Now we are ready to fit the random effects model. The starting values of parameters in θ0 are from Simon Wood’s book.

log_ω = -4.0
μg = -0.2
log_σg = log(0.1)
μp = 0.2
log_σp = log(0.1)
log_σ = log(0.5)

θ0::Vector{Float64} = [log_ω, μg, log_σg, μp, log_σp, log_σ]

We now calculate the color vector and sparsity pattern to efficiently compute \(H\).

using SparseDiffTools
using SparseArrays

f(x) = -urchins_jll(y, θ0, x[1:n], x[n+1:end], a)

n = length(y)
b = [fill0[2],n); fill0[4],n)] # should sample from the random effects, or make this more generic

# sparse hessian for computing the Hessian for Laplace approximation
A = ForwardDiff.hessian(f, b)
A = SparseArrays.sparse(A)
A_colors = SparseDiffTools.matrix_colors(A)
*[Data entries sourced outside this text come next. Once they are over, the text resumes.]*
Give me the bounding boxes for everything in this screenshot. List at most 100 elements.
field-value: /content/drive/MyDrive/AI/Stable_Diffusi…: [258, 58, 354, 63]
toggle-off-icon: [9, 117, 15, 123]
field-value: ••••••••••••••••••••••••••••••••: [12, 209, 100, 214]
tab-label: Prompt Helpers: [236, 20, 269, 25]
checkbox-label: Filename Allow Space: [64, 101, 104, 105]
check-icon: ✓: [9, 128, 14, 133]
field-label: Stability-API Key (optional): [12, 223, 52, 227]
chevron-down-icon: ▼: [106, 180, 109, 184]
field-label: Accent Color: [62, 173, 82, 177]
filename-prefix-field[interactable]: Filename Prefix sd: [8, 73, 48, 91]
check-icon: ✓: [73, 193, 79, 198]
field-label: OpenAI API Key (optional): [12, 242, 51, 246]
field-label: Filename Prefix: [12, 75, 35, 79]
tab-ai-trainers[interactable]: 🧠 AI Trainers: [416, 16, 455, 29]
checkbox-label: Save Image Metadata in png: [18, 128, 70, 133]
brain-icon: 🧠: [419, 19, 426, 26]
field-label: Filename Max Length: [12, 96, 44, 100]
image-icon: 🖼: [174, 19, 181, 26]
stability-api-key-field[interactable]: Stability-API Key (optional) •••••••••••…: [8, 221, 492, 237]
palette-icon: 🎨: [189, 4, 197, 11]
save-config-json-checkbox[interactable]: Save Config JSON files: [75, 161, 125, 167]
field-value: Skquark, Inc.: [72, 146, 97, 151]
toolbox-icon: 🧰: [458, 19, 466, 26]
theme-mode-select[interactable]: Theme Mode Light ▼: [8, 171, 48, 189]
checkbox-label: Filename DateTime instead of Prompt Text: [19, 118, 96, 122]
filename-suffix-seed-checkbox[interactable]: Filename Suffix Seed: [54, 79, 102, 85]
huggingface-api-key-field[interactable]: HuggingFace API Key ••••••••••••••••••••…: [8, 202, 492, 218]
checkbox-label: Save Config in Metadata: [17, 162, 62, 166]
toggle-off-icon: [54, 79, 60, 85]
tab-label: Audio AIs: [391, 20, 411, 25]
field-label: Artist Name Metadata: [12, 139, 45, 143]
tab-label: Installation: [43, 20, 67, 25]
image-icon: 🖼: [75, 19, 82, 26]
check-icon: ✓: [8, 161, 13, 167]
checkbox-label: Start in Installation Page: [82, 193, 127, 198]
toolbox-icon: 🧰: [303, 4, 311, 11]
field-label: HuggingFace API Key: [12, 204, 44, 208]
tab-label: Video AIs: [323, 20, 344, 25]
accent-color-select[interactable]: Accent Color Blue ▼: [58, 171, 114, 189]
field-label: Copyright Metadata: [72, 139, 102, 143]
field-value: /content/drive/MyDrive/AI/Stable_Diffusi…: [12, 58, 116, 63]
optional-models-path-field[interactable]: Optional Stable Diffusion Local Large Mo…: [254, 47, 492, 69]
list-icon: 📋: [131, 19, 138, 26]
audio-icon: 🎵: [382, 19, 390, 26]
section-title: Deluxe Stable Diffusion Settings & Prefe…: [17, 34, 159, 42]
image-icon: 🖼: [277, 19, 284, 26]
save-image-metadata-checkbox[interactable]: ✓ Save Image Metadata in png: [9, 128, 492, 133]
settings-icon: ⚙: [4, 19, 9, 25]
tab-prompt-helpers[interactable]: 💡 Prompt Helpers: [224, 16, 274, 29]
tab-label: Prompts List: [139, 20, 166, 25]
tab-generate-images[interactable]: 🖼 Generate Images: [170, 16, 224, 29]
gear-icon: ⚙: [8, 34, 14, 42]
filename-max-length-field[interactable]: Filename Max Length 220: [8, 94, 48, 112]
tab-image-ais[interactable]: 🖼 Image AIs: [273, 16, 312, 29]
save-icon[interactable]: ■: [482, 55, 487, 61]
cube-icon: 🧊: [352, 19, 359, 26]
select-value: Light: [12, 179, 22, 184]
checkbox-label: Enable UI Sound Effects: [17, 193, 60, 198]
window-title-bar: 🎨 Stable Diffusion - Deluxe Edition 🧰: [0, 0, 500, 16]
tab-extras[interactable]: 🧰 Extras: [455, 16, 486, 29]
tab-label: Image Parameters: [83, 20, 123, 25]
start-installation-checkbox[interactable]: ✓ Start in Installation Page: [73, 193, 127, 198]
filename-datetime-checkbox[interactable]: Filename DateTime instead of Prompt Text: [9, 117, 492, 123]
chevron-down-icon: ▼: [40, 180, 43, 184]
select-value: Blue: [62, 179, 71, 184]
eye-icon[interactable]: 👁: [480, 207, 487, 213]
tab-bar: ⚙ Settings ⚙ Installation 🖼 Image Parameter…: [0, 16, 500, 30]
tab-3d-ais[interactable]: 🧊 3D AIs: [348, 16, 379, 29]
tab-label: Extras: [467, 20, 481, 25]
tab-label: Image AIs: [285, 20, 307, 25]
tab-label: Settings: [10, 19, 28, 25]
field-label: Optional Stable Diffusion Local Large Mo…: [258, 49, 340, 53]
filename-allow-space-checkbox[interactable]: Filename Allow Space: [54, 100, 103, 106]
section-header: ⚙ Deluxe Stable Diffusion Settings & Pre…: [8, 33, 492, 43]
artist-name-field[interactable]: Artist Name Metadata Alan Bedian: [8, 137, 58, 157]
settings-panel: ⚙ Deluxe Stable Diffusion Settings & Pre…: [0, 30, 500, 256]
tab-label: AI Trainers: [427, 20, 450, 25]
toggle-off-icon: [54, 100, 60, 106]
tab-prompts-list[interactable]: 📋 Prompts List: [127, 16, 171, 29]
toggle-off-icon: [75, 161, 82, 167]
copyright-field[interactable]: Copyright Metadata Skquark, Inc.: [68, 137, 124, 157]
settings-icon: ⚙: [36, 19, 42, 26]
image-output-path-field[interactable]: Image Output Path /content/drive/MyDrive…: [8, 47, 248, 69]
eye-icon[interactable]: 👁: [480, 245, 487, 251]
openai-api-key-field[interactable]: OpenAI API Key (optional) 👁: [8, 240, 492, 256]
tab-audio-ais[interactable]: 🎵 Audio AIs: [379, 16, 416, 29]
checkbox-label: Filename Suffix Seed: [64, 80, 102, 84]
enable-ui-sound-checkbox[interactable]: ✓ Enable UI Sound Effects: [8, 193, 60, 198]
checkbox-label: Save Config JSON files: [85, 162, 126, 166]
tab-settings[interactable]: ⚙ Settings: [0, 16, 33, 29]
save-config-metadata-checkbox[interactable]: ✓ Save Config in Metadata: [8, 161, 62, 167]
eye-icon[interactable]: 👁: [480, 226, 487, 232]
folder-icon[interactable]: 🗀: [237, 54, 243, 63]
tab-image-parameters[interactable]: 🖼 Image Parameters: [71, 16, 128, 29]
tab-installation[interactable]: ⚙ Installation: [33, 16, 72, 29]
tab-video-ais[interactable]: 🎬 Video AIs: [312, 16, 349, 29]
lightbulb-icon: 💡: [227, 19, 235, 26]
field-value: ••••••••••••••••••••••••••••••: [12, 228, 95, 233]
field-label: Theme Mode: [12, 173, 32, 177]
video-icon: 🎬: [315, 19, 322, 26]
Now we can fit the model. Note we need to minimize the (approximate) negative log-likehood.

urchins_laplace_nll(θ) = -urchins_laplace_ll(y, a, θ, A_colors, A) 
fit = optimize(urchins_laplace_nll, θ0, Optim.Options(f_tol = 1e-5, g_tol = 1e-5, show_trace = false))

The value of the likelihood at its approximate maximum is about the same as the R code in the book:

fit.minimum
92.14564988143138

As are the estimates of \(\hat{\theta}\):

fit.minimizer
6-element Vector{Float64}:
 -4.010108413056277
 -0.20953496592362672
 -1.8228234557070078
  0.17312824510878386
 -1.6003923376943126
 -1.1715877153672012

We plot the data again, along with the estimated mean trajectory of an urchin, and also the 0.025 and 0.975 quantiles from 5000 samples from the random effect model to see the range of reasonable trajectories possible from the fitted model.

using Statistics

a_pred = collect(1:0.1:28)
log_ω_pred = fill(fit.minimizer[1], length(a_pred))
log_g_pred = fill(fit.minimizer[2], length(a_pred))
log_p_pred = fill(fit.minimizer[4], length(a_pred))
y_pred = urchins(log_ω_pred, log_g_pred, log_p_pred, a_pred)

samp = 5000
out = zeros(length(a_pred), samp)
for i in 1:samp
    log_g_pred_i = rand(Normal(fit.minimizer[2], exp(fit.minimizer[3])))
    log_p_pred_i = rand(Normal(fit.minimizer[4], exp(fit.minimizer[5])))
    log_ω_pred = fill(fit.minimizer[1], length(a_pred))
    log_g_pred = fill(log_g_pred_i, length(a_pred))
    log_p_pred = fill(log_p_pred_i, length(a_pred))
    out[:,i] = urchins(log_ω_pred, log_g_pred, log_p_pred, a_pred)
end

quant_lo = quantile.(eachrow(out), 0.025)
quant_hi = quantile.(eachrow(out), 0.975)

scatter(a,y,xlabel="age",ylabel="volume",legend=false)
plot!(a_pred,y_pred,seriescolor=2)
plot!(a_pred,quant_lo; fillrange = quant_hi,alpha=0.25,seriescolor=2)

References

Wood, Simon N. 2015. Core Statistics. 6. Cambridge University Press.